Jean-Pierre est décédé le 14 juillet 2011 au Havre. Nous joignons l’hommage qui a été lu au crématorium par Sophie. Comme convenu avec Jean-Pierre, le groupe libertaire continuerait. Le sectarisme de la CNT Vignole qui a exclu récemment plus des deux tiers de ses adhérents sur Paris a écoeuré plus d’un militant de la CNT du Havre. Plusieurs d’entre eux ont décidé d’abandonner la CNT qui avec 4 mini-confédérations relève de la caricature de l’anarcho-syndicalisme. C’est donc vers la reprise de nos activités « spécifiques » que nous envisageons l’avenir. Pour autant, nous ne délaissons pas nos engagements syndicaux qu’ils soient à la C.G.T. ou de manière marginale à la CNT.

Jean Pierre.

Toi l’antimilitariste le plus invétéré, toi, l’internationaliste le plus acharné, tu es mort un 14 juillet ……………..quelle ironie !
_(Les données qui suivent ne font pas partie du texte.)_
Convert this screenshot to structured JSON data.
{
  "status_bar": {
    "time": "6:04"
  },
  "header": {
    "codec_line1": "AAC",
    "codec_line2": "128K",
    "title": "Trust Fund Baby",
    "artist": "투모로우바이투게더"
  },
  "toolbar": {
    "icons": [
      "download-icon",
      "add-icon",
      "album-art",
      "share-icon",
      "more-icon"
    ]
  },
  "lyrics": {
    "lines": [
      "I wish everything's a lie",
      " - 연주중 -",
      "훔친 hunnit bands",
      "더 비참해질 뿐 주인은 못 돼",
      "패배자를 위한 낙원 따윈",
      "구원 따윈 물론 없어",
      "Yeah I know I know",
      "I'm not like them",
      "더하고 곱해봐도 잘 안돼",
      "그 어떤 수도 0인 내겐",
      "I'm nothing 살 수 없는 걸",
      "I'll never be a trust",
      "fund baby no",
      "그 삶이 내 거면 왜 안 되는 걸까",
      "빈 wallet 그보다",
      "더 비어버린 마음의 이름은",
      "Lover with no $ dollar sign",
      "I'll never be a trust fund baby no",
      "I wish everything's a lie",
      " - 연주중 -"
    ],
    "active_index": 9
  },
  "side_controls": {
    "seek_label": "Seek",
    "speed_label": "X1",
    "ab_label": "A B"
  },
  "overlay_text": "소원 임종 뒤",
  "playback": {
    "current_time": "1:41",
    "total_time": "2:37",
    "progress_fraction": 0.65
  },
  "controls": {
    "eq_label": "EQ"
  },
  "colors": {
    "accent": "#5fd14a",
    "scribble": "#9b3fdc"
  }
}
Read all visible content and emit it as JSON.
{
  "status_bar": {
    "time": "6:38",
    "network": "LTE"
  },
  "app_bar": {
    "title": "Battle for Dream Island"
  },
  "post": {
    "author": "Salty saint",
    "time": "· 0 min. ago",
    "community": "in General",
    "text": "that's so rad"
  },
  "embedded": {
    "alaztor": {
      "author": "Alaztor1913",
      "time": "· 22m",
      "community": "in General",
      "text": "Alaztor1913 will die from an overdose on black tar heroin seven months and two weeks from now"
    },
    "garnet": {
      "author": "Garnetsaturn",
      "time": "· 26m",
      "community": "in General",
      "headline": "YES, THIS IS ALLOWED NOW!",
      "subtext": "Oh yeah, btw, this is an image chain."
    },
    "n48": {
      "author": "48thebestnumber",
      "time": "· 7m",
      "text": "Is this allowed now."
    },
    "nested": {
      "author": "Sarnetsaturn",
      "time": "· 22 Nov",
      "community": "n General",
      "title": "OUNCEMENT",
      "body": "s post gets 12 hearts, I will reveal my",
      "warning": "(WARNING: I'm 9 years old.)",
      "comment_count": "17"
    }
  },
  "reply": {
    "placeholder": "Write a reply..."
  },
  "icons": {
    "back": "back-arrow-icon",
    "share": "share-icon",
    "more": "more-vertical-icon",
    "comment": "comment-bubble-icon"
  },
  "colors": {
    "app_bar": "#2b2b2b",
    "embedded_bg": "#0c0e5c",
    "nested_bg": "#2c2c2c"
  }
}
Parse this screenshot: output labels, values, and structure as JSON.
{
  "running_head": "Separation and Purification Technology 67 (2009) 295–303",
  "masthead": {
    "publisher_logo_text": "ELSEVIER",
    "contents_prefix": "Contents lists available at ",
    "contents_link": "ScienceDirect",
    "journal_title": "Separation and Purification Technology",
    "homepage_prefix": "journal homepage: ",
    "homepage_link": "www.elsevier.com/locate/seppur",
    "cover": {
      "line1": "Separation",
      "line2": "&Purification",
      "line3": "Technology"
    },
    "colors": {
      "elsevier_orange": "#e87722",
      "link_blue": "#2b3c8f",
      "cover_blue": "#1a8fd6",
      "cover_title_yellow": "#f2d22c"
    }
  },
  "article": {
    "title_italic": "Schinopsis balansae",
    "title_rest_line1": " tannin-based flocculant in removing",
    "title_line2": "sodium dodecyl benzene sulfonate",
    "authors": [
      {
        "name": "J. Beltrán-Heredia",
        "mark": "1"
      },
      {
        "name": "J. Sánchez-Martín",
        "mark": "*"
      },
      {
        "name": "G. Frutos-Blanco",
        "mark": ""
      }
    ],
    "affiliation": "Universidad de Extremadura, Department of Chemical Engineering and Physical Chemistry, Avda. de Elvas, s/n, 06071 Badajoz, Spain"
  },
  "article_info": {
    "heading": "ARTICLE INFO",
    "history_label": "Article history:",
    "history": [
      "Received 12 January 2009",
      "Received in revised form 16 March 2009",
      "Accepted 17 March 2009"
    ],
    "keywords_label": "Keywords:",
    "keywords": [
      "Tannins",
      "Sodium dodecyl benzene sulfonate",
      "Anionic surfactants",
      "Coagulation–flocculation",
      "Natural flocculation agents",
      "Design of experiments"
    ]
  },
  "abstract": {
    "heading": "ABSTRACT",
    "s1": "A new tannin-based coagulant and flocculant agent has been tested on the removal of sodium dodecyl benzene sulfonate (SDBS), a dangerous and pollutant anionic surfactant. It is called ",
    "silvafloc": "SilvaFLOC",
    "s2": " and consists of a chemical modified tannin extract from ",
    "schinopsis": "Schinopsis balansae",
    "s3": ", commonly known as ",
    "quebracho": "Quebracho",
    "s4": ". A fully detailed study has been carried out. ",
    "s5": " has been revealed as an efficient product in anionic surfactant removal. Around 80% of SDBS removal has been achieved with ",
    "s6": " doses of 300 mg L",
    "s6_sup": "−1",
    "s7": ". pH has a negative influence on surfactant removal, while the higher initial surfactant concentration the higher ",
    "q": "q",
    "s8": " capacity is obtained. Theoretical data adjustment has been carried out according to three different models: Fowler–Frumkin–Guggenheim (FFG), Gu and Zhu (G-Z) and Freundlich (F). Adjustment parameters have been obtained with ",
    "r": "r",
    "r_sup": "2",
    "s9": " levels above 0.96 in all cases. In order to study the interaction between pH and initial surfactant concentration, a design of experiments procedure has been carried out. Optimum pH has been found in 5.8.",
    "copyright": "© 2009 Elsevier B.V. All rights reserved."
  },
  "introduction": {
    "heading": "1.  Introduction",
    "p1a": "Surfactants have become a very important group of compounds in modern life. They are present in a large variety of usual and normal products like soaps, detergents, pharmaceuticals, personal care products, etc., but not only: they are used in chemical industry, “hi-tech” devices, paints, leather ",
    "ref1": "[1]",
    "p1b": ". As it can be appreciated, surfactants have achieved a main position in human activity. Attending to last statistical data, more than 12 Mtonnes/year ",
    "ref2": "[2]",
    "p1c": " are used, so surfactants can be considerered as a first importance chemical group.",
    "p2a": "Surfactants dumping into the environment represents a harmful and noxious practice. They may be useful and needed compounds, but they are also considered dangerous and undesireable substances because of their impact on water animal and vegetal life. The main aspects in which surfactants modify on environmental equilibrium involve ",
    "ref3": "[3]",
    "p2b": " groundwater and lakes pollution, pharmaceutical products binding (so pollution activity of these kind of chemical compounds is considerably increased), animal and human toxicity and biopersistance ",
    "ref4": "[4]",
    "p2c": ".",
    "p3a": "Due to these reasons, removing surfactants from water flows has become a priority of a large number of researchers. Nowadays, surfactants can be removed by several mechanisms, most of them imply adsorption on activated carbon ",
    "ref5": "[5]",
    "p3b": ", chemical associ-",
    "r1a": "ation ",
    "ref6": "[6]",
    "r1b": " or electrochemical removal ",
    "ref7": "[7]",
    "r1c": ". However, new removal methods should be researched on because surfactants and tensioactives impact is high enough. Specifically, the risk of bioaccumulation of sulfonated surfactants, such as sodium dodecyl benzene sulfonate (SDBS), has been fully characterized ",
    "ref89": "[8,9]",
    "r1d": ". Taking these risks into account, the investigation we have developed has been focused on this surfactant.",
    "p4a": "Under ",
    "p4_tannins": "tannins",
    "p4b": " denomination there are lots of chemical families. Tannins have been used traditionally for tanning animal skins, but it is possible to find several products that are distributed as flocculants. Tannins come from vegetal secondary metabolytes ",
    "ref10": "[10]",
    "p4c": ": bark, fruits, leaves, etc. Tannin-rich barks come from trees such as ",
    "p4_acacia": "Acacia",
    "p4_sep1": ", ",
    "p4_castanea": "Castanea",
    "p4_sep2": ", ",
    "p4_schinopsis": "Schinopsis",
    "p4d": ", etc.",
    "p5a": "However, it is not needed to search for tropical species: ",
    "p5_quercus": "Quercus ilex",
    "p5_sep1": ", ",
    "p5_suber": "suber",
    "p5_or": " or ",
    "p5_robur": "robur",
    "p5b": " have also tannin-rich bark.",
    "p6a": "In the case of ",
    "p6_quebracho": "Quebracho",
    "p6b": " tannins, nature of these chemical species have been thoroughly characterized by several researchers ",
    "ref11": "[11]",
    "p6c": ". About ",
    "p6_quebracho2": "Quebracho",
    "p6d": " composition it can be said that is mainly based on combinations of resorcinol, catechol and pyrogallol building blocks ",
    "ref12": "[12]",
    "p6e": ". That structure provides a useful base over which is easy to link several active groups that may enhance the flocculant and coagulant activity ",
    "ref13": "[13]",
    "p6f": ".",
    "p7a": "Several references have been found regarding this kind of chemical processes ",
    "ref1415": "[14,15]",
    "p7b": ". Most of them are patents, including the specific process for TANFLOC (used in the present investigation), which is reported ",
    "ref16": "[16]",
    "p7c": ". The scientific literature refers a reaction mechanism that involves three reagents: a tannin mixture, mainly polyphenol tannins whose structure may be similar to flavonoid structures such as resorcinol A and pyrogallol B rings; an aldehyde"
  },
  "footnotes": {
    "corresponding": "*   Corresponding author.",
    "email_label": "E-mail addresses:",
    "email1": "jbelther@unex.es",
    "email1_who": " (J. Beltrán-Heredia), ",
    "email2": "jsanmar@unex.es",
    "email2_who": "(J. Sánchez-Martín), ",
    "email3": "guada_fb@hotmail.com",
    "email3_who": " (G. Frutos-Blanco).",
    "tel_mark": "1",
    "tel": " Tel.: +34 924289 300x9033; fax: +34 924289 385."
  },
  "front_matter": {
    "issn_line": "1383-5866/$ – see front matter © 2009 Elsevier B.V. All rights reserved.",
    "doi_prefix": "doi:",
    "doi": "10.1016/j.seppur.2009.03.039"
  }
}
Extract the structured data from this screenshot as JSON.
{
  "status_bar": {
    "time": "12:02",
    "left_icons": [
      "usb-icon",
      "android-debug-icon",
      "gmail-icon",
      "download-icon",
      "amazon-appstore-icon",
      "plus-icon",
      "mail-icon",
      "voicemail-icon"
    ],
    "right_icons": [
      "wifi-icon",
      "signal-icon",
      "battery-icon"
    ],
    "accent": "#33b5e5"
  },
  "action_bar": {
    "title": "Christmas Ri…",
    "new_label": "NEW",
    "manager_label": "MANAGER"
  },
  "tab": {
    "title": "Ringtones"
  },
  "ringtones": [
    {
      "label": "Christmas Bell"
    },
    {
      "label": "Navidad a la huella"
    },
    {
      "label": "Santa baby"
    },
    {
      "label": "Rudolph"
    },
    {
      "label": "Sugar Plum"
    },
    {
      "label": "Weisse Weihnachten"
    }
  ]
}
Tu avoueras que ça a plus de gueule de mourir un 14 juillet que de partir  un lundi de Pentecôte ou un jeudi de l’Ascension. C’eut été un comble !  Une dernière plaisanterie, une dernière provocation, de celles dont tu raffolais.

Car tu aimais rire et plaisanter sous tes dehors un peu ours, sous ta carapace d’éternel  timide, de grand bonhomme un peu effacé.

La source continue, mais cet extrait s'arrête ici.